The amount of food wasted on a daily basis may not seem to be much, but cumulatively it can be alarming. The types of foods that we put on our plates can either dramatically enlarge or shrink our carbon footprint.
At larger end of the scale, a diet heavy with red meat generates the largest footprint and at the other end of the spectrum, a vegan or vegetable, fruit, fish, chicken diet generate the smallest carbon footprint. But not matter where you are on the diet spectrum, food waste unnecessarily expands your carbon footprint.
According to a recent article at Fix.com, “In the United States, 31 percent of the food grown and raised – the equivalent of 133 billion pounds of food per year with a retail value in excess of $161 trillion, according to the USDA – is never eaten. Translation: Almost one-third of all of the bacon, tomatoes, apples, pasta, chicken, rice, and other foods you purchase is tossed into the trash.”
Food waste varies by continent and culture. As in many things harmful to the environment, North America leads the pack overall and the split between consumer and retail waste is 60/40.
As reported by the Fix, “It takes a considerable number of resources to produce the food we’re throwing away. In fact, getting food from farm to table accounts for 10 percent of the total US energy budget, uses 50 percent of US land, and accounts for 80 percent of national freshwater consumption – not to mention all the fertilizers and pesticides used to produce conventional (non-organic) foods.
The USDA notes that most wasted food is sent directly to the landfill where it is a major producer of methane, a potent greenhouse gas that contributes to climate change.” As a greenhouse gas, methane is far more impactful to heat trapping than CO2.

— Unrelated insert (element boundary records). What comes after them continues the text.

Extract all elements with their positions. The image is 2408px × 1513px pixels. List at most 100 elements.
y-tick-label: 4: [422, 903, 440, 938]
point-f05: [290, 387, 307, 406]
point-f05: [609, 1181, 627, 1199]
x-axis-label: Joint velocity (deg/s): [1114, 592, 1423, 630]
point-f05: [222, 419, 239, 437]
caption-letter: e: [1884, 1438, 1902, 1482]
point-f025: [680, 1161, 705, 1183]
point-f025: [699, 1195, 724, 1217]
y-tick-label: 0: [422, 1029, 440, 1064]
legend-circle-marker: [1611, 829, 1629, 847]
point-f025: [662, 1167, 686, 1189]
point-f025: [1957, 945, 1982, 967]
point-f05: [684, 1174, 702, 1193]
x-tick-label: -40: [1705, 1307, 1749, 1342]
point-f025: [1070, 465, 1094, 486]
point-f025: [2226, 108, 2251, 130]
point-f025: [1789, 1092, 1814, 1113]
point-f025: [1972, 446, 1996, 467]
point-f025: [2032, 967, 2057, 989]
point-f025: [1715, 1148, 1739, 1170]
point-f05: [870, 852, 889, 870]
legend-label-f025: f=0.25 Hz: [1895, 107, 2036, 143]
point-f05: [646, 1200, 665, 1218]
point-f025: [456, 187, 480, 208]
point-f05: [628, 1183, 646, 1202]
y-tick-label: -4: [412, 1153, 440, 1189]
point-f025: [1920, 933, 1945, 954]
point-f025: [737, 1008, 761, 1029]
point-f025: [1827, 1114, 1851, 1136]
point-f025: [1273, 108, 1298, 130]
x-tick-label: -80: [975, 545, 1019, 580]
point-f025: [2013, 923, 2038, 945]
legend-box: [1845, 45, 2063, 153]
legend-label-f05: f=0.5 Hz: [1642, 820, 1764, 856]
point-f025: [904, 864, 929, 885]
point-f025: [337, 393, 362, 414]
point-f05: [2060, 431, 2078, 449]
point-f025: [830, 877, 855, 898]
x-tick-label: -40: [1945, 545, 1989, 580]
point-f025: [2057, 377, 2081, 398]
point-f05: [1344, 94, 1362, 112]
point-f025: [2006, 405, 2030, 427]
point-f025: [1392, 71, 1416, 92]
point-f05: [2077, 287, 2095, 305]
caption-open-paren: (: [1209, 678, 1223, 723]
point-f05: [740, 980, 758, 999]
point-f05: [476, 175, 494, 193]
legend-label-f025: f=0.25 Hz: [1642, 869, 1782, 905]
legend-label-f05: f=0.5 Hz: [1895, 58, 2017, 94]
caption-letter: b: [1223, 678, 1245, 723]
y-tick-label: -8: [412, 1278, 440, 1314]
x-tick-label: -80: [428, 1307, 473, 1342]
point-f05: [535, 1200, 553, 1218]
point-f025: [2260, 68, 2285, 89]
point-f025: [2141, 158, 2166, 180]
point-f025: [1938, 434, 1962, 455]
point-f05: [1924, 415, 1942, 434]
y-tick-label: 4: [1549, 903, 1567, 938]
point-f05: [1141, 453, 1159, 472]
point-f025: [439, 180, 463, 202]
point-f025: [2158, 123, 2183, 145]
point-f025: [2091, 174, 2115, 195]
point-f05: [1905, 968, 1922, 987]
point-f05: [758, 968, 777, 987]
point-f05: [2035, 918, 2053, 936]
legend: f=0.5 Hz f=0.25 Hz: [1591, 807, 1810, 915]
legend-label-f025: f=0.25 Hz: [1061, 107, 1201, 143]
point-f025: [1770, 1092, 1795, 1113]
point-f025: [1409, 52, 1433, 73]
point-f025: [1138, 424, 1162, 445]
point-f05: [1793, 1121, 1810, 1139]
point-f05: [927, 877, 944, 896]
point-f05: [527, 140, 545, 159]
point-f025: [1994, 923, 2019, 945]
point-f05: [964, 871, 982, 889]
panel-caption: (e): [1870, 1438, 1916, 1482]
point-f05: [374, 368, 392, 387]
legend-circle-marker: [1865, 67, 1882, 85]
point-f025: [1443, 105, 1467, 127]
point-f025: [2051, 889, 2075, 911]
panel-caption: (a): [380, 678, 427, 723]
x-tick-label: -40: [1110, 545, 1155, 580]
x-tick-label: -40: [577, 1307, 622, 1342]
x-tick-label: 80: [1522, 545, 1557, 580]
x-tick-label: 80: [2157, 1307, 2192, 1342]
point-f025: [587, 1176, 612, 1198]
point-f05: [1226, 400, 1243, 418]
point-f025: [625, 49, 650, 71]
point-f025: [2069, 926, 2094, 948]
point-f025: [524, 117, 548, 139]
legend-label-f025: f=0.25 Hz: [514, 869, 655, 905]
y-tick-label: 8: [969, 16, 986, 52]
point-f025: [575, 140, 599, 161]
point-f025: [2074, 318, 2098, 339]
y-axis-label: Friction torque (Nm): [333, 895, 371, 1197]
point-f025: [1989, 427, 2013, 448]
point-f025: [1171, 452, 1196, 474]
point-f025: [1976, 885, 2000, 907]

The Fix make three noteworthy habit changing suggestions:
- Buy imperfect foods: Farmers often struggle to sell odd-shaped, undersized, or blemished produce, sending edible food straight to the landfill. The “ugly food” movement is gaining momentum, educating consumers about the importance of embracing less-than-perfect produce – which tastes just as delicious as picture perfect fruits and vegetables do – to keep it from being wasted. At the farmer’s market and the supermarket, let farmers and produce managers know that you’re happy to buy crooked carrots.
Shop smart: Create a meal plan for the week and make a shopping list – then stick to it at the store. Impulse purchases often lead to food waste! Check the refrigerator before going shopping to keep from purchasing duplicate items. During meal planning, remember that some recipes will make enough food for multiple meals. Planning to eat leftovers (from meals cooked at home or ordered in restaurants) will help cut down on over-purchasing at the supermarket and keep leftovers from being wasted.
Rethink expiration dates: It’s tempting to toss foods when their “best before” dates have passed. Despite their name, expiration labels are not meant to tell consumers when food is bad. Instead, manufacturers use these dates to indicate the quality of the food may degrade after the date. Give foods the “sniff test” to test for spoilage, or take a small bite; if a food smells or tastes bad, toss it. Remember, foods from crackers and canned soup to condiments and chocolate milk are often safe to eat even if their expiration dates have passed.
Basically, with a little weekly planning along with an appetite to eat leftovers one or two nights a week, most of us can make a serious dent in the amount of food waste hauled off to the local dump or incinerator. I can recall my school teacher parents rewarming leftovers on Friday night and again for Saturday lunch – honestly they were even more delicious the second time around.